4.3.1 Evaluation of MTF Methods for Data Type Conversion

Since the images generated in this paper are mainly used for the detection of the image classification module, no metrics specifically for assessing image quality are used; instead, different data conversion methods are combined and compared with the baseline image classification model, CNN, so as to illustrate the effectiveness of the MTF method in the whole intrusion detection framework using classification assessment metrics. Firstly, this paper selects unprocessed one-dimensional data as the input source and compares the detection performance of MTF on CNN to illustrate the necessity and importance of data type conversion; meanwhile, classical data type conversion methods such as GAF, STFT and recursive map are set as the control group to illustrate that it is more effective and practical to adopt the MTF method in the intrusion detection framework constructed in this paper.

As can be seen from Fig. 9, the MTF method in the constructed framework achieves higher detection accuracy on both the CICIDS2018 and N_BaIoT datasets compared to the control group, which can be explained in two ways: firstly, compared to the one-dimensional data processing methods that do not use image conversion methods, the STFT, Recurrence Plot, GAF, and MTF methods that convert the one-dimensional network traffic data into 2D images for detection and classification, all of which achieve a high accuracy rate, due to the fact that the conversion of data types can learn deep features, and 2D images are more capable of capturing spatio-temporal features; it facilitates the use of advanced computer vision and image processing techniques to enhance the pattern recognition ability, which leads to effective training and classification, and embodies the superiority of the idea; secondly, in comparison with STFT, Recurrence Plot, GAF and other image transformation methods, the MTF method achieves the best performance on both the CICIDS2018 and N_BaIoT datasets, which is due to the fact that the MTF can extract features at multiple scales, thus capturing patterns and features at different scales in the dataset, which helps to characterise the data in a more comprehensive way and facilitates subsequent detection classification.
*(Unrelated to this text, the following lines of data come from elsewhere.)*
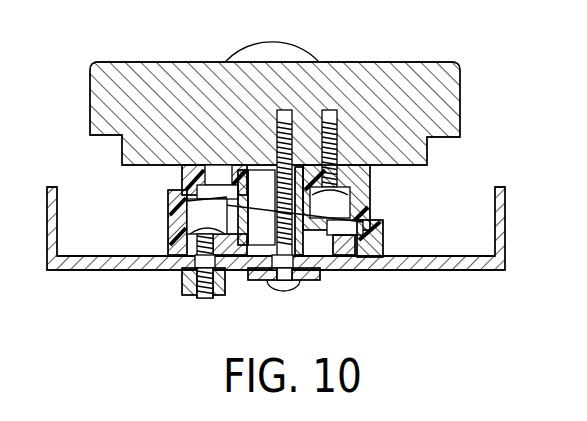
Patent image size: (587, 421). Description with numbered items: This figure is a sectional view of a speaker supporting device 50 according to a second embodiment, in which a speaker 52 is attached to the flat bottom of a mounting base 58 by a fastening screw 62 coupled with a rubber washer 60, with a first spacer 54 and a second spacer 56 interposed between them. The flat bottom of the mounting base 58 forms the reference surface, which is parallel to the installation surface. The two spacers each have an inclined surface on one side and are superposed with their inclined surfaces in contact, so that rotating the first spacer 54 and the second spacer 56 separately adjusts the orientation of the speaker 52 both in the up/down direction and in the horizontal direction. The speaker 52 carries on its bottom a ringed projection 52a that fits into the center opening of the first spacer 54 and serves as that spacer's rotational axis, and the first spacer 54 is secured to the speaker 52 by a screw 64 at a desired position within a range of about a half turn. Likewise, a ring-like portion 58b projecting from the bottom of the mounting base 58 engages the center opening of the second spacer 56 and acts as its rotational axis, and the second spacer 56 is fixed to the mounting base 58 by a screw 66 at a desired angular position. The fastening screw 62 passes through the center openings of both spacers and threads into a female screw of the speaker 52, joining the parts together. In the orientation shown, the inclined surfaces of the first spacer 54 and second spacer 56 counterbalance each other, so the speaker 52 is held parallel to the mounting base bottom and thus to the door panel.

The speaker supporting device 50 is at (459, 179).
The speaker 52 is at (332, 72).
The ringed projection 52a is at (253, 167).
The first spacer 54 is at (360, 186).
The second spacer 56 is at (375, 246).
The mounting base 58 is at (435, 268).
The ring-like portion 58b is at (243, 270).
The rubber washer 60 is at (315, 283).
The fastening screw 62 is at (278, 287).
The screw 64 is at (333, 195).
The screw 66 is at (207, 297).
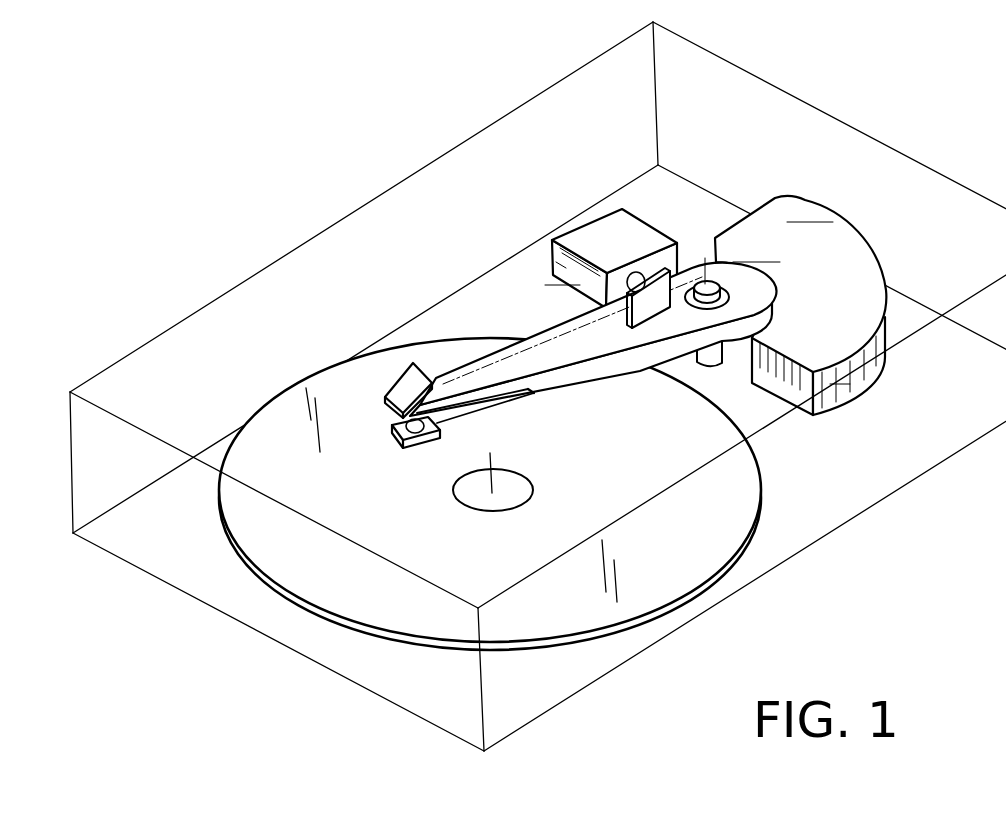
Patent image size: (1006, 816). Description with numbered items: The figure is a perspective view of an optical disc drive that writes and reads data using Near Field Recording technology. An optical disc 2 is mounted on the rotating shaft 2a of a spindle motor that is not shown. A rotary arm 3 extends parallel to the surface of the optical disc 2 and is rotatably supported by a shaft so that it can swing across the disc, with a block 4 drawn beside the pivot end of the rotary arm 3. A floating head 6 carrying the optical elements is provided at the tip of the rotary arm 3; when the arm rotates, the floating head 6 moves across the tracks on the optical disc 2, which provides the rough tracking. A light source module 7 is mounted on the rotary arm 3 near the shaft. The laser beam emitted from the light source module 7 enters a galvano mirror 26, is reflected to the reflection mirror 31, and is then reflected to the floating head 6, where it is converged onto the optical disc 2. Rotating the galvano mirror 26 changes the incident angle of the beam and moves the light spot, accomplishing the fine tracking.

It is also worth noting that the experimental results show that all the four types of methods outperform the dataset N_BaIoT on the dataset CICIDS2018, indicating that the adopted frameworks are more effective in representing the characteristics of the CICIDS2018 dataset, which is not only applicable to the widely used IoT, but also applicable to different scenarios and attack types.

images

Figure 9: Experimental diagram of MTF evaluation

4.3.2 Evaluation of AVR Model

In order to comprehensively evaluate the effectiveness of the constructed integrated model AVR Model, it is compared with three single baseline models, VGGNet, ResNet and MobileNet, in the classification task of two types of datasets, and the experimental results of the four evaluation metrics are as follows:

As can be seen from Fig. 10, AVR Model outperforms the single baseline model in all four categories of evaluation metrics on both types of datasets. This is due to the fact that AVR Model has the characteristic of diversity integration, which is able to gather the advantages of the three models and make up for their shortcomings; in addition, it is able to reduce the risk of overfitting, synthesise the feature representations of each baseline model, and reduce the stochasticity. Specifically, AVR Model significantly outperforms all the single baseline models in terms of overall classification accuracy, which indicates that the integrated model is able to combine the advantages of the different models and handle complex classification tasks more efficiently; the precision rate of AVR Model also exhibits high performance, which suggests that there are fewer misclassifications in determining the positive class of samples; and lastly, the significant improvement in the F1-Scores further proves that AVR Model is superior in maintaining a balance between precision rate and recall balance of AVR Model. Taking the above experimental results together, it can be seen that AVR Model outperforms the single baseline model in all the evaluation metrics, proving its effectiveness and efficiency in dealing with complex classification tasks. This is due to its ability to integrate the features of multiple models, thus compensating for the deficiencies of a single model and improving the overall performance.

images

Figure 10: Experimental diagram of AVR Model evaluation

4.3.3 Evaluation of MUS Model

The above two types of ablation experiments illustrate the effectiveness of the modules in the intrusion detection framework, however, the role of the independent modules does not indicate the performance of the overall framework. Therefore, in order to evaluate the superiority of the intrusion detection framework MUS in the field of IoT security, comparative experiments with classical machine learning models SVM, DT and deep learning models RNN, CNN are conducted on two types of datasets, CICIDS2018 and N_BaIoT, and evaluated with four types of metrics.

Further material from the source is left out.